Bir kuruşa muhtaç bir hale gelmiş bir millet olduk.
Neden mi? Kısaca açıklamaya çalışayım sizlere.
Hani Osmanlının o son dönemleri, ülkenin dünyanın tüm emperyal ülkelerince işgal altında olduğu dönem var ya! İşte o dönemlerde ortaya çıkan bir BAŞKOMUTAN MUSTAFA KEMAL ve yanındaki cesur yürekli subaylar ve Kahraman Anadolu halkı ile birlikte başlatılan KURTULUŞ MÜCADELESİ ve sonunda EGE’de denize dökülen son düşman kırıntılarının temizlenmesi.
O temizlik harekâtından sonra hatta Büyük Millet Meclisi’nin açılmasıyla birlikte irade gösterip ve sorumluluk alan bir ekip ülkeyi yönetmeye başladı ya! Yani o iki ayyaşın kurduğu bu cumhuriyet, şimdi kenarından köşesinden tırtıklamaya çalıştığımız o TÜRKİYE CUMHURİYETİ var ya! İşte o cumhuriyet.
O iki ayyaşın kurduğu o cumhuriyet, doğrudur ki küllerinden yeniden yaratılmaya çalışılarak kurulan, elde avuçta tek kuruşu kalmamış vatandaşı perişan bir vaziyette bulunan ve kasasında yetmiş senti dahi kalmamış bir dönemdi!
İşte o cumhuriyetin mimarları çok geçmeden yetmiş sente muhtaçken bile cumhuriyetin ilk on yılında ülkeyi demir ağlarla örmüş, stratejik tüm noktalara ihtiyaç dahilinde fabrikalar kurmuş, İktisat kongreleri yaparak kalkınmanın önünü açmış, Tevhid-i Tedrisat Kanununu (ÖĞRETİM BİRLİĞİ YASASI) çıkararak eğitimi-öğretimi demokratik, laik ve bilimsel bir eğitim sistemine sokmuştu!
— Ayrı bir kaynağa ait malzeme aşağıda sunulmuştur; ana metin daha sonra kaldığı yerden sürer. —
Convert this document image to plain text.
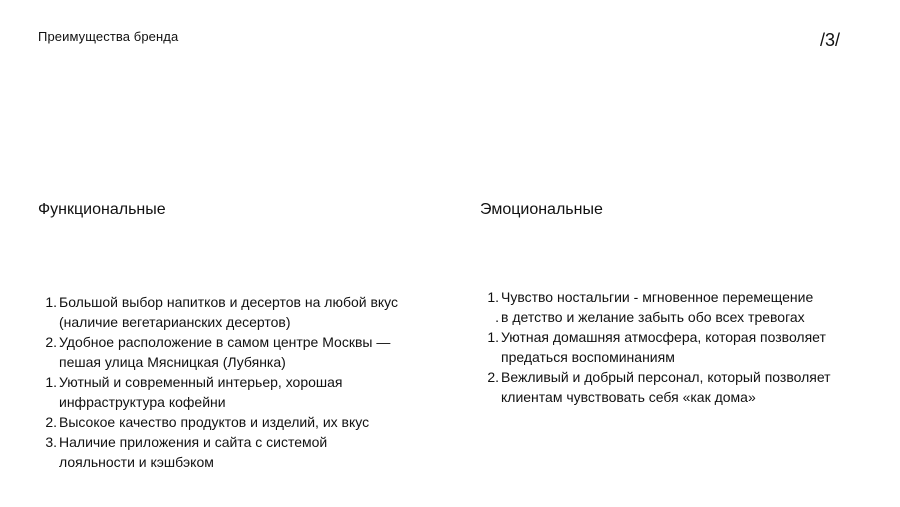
Преимущества бренда	/3/
Функциональные	Эмоциональные
1. Большой выбор напитков и десертов на любой вкус (наличие вегетарианских десертов)
2. Удобное расположение в самом центре Москвы — пешая улица Мясницкая (Лубянка)
1. Уютный и современный интерьер, хорошая инфраструктура кофейни
2. Высокое качество продуктов и изделий, их вкус
3. Наличие приложения и сайта с системой лояльности и кэшбэком
1. Чувство ностальгии - мгновенное перемещение
. в детство и желание забыть обо всех тревогах
1. Уютная домашняя атмосфера, которая позволяет предаться воспоминаниям
2. Вежливый и добрый персонал, который позволяет клиентам чувствовать себя «как дома»
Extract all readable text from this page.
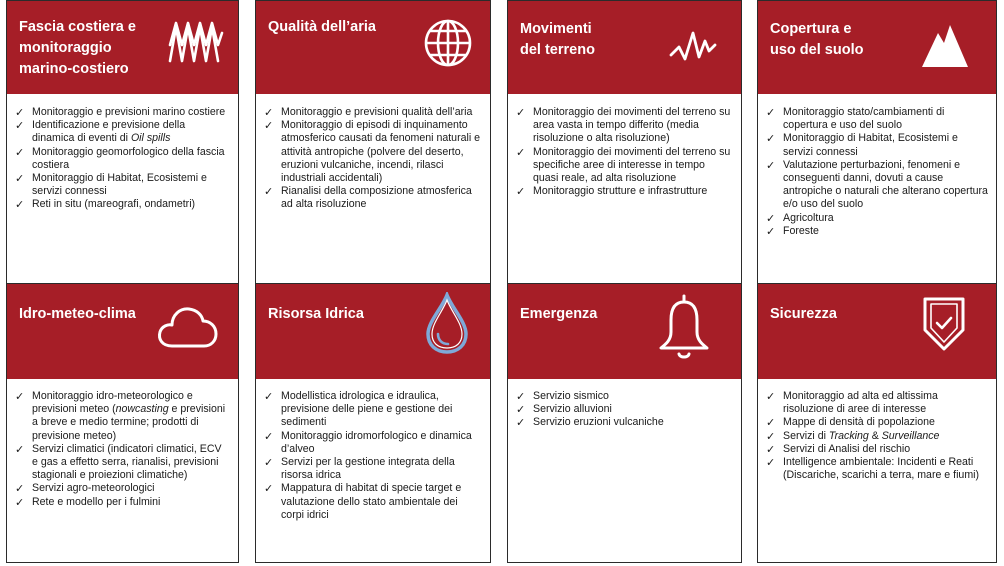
Fascia costiera e
monitoraggio
marino-costiero
✓ Monitoraggio e previsioni marino costiere
✓ Identificazione e previsione della dinamica di eventi di Oil spills
✓ Monitoraggio geomorfologico della fascia costiera
✓ Monitoraggio di Habitat, Ecosistemi e servizi connessi
✓ Reti in situ (mareografi, ondametri)
Qualità dell’aria
✓ Monitoraggio e previsioni qualità dell’aria
✓ Monitoraggio di episodi di inquinamento atmosferico causati da fenomeni naturali e attività antropiche (polvere del deserto, eruzioni vulcaniche, incendi, rilasci industriali accidentali)
✓ Rianalisi della composizione atmosferica ad alta risoluzione
Movimenti
del terreno
✓ Monitoraggio dei movimenti del terreno su area vasta in tempo differito (media risoluzione o alta risoluzione)
✓ Monitoraggio dei movimenti del terreno su specifiche aree di interesse in tempo quasi reale, ad alta risoluzione
✓ Monitoraggio strutture e infrastrutture
Copertura e
uso del suolo
✓ Monitoraggio stato/cambiamenti di copertura e uso del suolo
✓ Monitoraggio di Habitat, Ecosistemi e servizi connessi
✓ Valutazione perturbazioni, fenomeni e conseguenti danni, dovuti a cause antropiche o naturali che alterano copertura e/o uso del suolo
✓ Agricoltura
✓ Foreste
Idro-meteo-clima
✓ Monitoraggio idro-meteorologico e previsioni meteo (nowcasting e previsioni a breve e medio termine; prodotti di previsione meteo)
✓ Servizi climatici (indicatori climatici, ECV e gas a effetto serra, rianalisi, previsioni stagionali e proiezioni climatiche)
✓ Servizi agro-meteorologici
✓ Rete e modello per i fulmini
Risorsa Idrica
✓ Modellistica idrologica e idraulica, previsione delle piene e gestione dei sedimenti
✓ Monitoraggio idromorfologico e dinamica d’alveo
✓ Servizi per la gestione integrata della risorsa idrica
✓ Mappatura di habitat di specie target e valutazione dello stato ambientale dei corpi idrici
Emergenza
✓ Servizio sismico
✓ Servizio alluvioni
✓ Servizio eruzioni vulcaniche
Sicurezza
✓ Monitoraggio ad alta ed altissima risoluzione di aree di interesse
✓ Mappe di densità di popolazione
✓ Servizi di Tracking & Surveillance
✓ Servizi di Analisi del rischio
✓ Intelligence ambientale: Incidenti e Reati (Discariche, scarichi a terra, mare e fiumi)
İşte o kadro, şimdilerde beğenmediğimiz, büstlerine saldırdığımız ülkemizi o yetmiş sente muhtaçlıktan dünya ülkeleri arasında saygın konuma getirmiş bir ülke yaratmıştı.
Gelelim şimdiye. Bin dokuz yüzlü yıllardan iki binli yıllara geldiğimizde güzel ülkemde neler oluyor bir bakalım.
İnsanların, özellikle dar gelirli dediğimiz ve sayıları yaklaşık on beş, yirmi milyona tekabül eden vatandaşlarımızın içler acısı bir durumla karşı karşıya olduklarını görmekteyiz. Millet inanın ki artık “bir kuruşun” hesabını yapar duruma gelmiş. Şimdilik size iki örnek vermek istiyorum. İleride başka örnekleri de vereceğim. Devlet olarak çok mu farklıyız? Tabii ki değiliz. İhtiyaç duymazsak çıkıp elin Arap’ından borç para istemez, gelin yatırım yapın, gelin şurayı size satalım vs. demezdik.
Büyük zincir marketlerin meyve sebze reyonunun iki metre uzağında atık meyve sebze ürünleri koymuşlar kasalara. İnsanlar gelip o kasalardan az hasarlı ya da az çürümüşünü seçip almaya çalışıyor. Ha o ürünler öyle bedavaya da değil, biraz daha ucuz fiyata satılıyor. Gerçi kimi marketler ücret almadan da veriyorlar.
Akaryakıt istasyonlarının önünde kuyruklar!
Neden? Zam gelecek.
Ne kadar zam? Önce devlet eliyle altı-yedi lira. Sonra şirket eliyle bir iki lira ek zam. Yetmedi, “arkası yarın!” İstasyonlara bakıyoruz birisinde kuyruk var, diğerinde pek fazla kuyruk yok. Neden? Milletin gözü fiyat panolarında. Bir panoda 32,31 TL olan fiyat diğer istasyonun panosunda 32.30 TL. Doğal olarak bir kuruş fazla ödememek için ikinci istasyon tercih ediliyor. Elli litrelik bir depo akaryakıtta bir kuruşluk fark elli kuruş ediyor. Yani insanlar artık o elli kuruşu bile arar olmuş. Oysa ki o elli kuruşa artık alacağı bir çiklet dahi yok.
E şimdi sen gel de o iki ayyaşın kurduğu cumhuriyetin ilk on- on beş yıllık dönemini arama!
Ne demişti rahmetli Mahsuni Usta: “Yiğit muhtaç olmuş kuru soğana, bilsem ağlasam mı, ağlamasam mı.”
Ne yazık ki artık ağlanacak halimize gülüyoruz. Gerçi gülmeye bile takati kalmamış bir durumdayız!